C. Here again we have external evidence for traditional authorship, fairly objective, against subjective concerns that lead some to deny traditional authorship. One’s methodology, especially in this case one’s preference for external or internal evidence, governs one’s results. There is nothing in the internal evidence that demands nontraditional authorship.

D. Also, consider the external evidence. The Muratorian Canon (late second century), Tertullian (d. 220), Clement of Alexandria (mid-third century) all regarded it as canonical, though Origen (d. 254) doubted it. The fact that Origen, Eusebius, and Jerome doubted (but did not reject) the book may well come from Jude’s use of works from the Old Testament pseudepigrapha.

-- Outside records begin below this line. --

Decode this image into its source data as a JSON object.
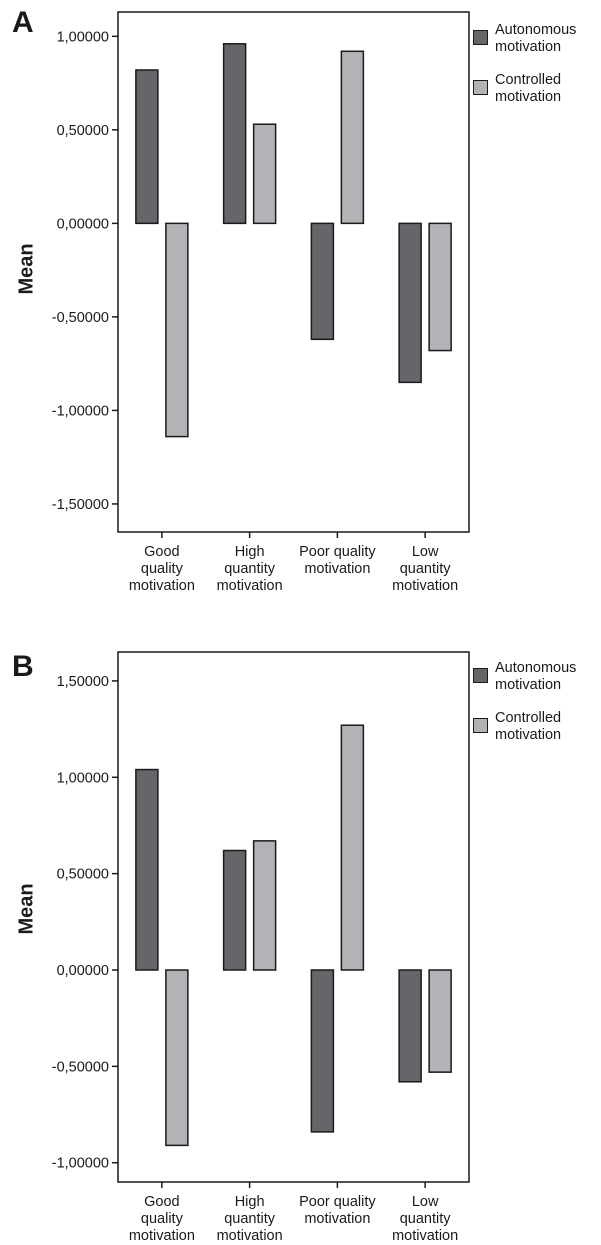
{
  "chart_data": [
    {
      "panel_label": "A",
      "type": "bar",
      "ylabel": "Mean",
      "xlabel": "",
      "categories": [
        [
          "Good",
          "quality",
          "motivation"
        ],
        [
          "High",
          "quantity",
          "motivation"
        ],
        [
          "Poor quality",
          "motivation"
        ],
        [
          "Low",
          "quantity",
          "motivation"
        ]
      ],
      "series": [
        {
          "name": [
            "Autonomous",
            "motivation"
          ],
          "color": "#66666a",
          "values": [
            0.82,
            0.96,
            -0.62,
            -0.85
          ]
        },
        {
          "name": [
            "Controlled",
            "motivation"
          ],
          "color": "#b3b3b7",
          "values": [
            -1.14,
            0.53,
            0.92,
            -0.68
          ]
        }
      ],
      "ylim": [
        -1.65,
        1.13
      ],
      "yticks": [
        1.0,
        0.5,
        0.0,
        -0.5,
        -1.0,
        -1.5
      ],
      "ytick_labels": [
        "1,00000",
        "0,50000",
        "0,00000",
        "-0,50000",
        "-1,00000",
        "-1,50000"
      ],
      "grid": false,
      "legend_position": "right"
    },
    {
      "panel_label": "B",
      "type": "bar",
      "ylabel": "Mean",
      "xlabel": "",
      "categories": [
        [
          "Good",
          "quality",
          "motivation"
        ],
        [
          "High",
          "quantity",
          "motivation"
        ],
        [
          "Poor quality",
          "motivation"
        ],
        [
          "Low",
          "quantity",
          "motivation"
        ]
      ],
      "series": [
        {
          "name": [
            "Autonomous",
            "motivation"
          ],
          "color": "#66666a",
          "values": [
            1.04,
            0.62,
            -0.84,
            -0.58
          ]
        },
        {
          "name": [
            "Controlled",
            "motivation"
          ],
          "color": "#b3b3b7",
          "values": [
            -0.91,
            0.67,
            1.27,
            -0.53
          ]
        }
      ],
      "ylim": [
        -1.1,
        1.65
      ],
      "yticks": [
        1.5,
        1.0,
        0.5,
        0.0,
        -0.5,
        -1.0
      ],
      "ytick_labels": [
        "1,50000",
        "1,00000",
        "0,50000",
        "0,00000",
        "-0,50000",
        "-1,00000"
      ],
      "grid": false,
      "legend_position": "right"
    }
  ]
}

  1. In vs. 9, Jude refers to an incident in the Assumption of Moses, where the archangel Michael disputes with Satan about custody of Moses’ body, and in vss. 14-15 he quotes directly from Enoch 1:9.
  2. But note that he does not use a formula for quoting like “as the scripture says” or “as the Spirit says.” This need be no more than a literary allusion like the use of the traditional names Jannes and Jambres for the Egyptian sorcerers (2 Timothy 3:8), or Paul’s use of pagan poets (Acts 17:28; 1 Corinthians 15:33; Titus 1:12), allusions that cause no one much concern.

V. Date Of Jude

A. Since we know nothing about Jude’s life, we cannot draw any conclusions about the date of the letter.
B. If this letter was used by Peter in 2 Peter, the writing would have to be sometime prior to Peter’s death or before A.D. 65. Everything considered, the letter is best dated about 60 to 80.

VI. Jude And 2 Peter 2

A. The first question is whether we can believe that any writer of scripture used any other’s work. To some extent this has to do with one’s view of inspiration, not whether the books of scripture were inspired, but how it was done.
B. We do not have to be afraid of the idea that scripture writers occasionally used other books as sources, because there is evidence that these inspired books were produced, on the human level, by the same methods as ordinary books.

  1. Luke claims to have done careful research to write his gospel for Theophilus (Luke 1:1-4).
  2. Paul uses the Corinthians’ letter to him, apparently, to help structure his response in 1 Corinthians 7:1.
  3. Paul sometimes seems to quote early Christian hymns (Philippians 2:5-11; 1 Timothy 3:16).

C. It should not seem strange to us if an inspired writer used the work of another in his work. This is what the New Testament writers do each time they quote in the Old Testament; what we may have in Peter and Jude is a similar kind of borrowing, only between the New Testament and New Testament.
D. However, it must be added that this is not a necessary conclusion. The apostles had constantly heard one another talk, and certain expressions and scriptural illustrations became part of the common “vocabulary” — especially in a culture that relied heavily on hearing and remembering.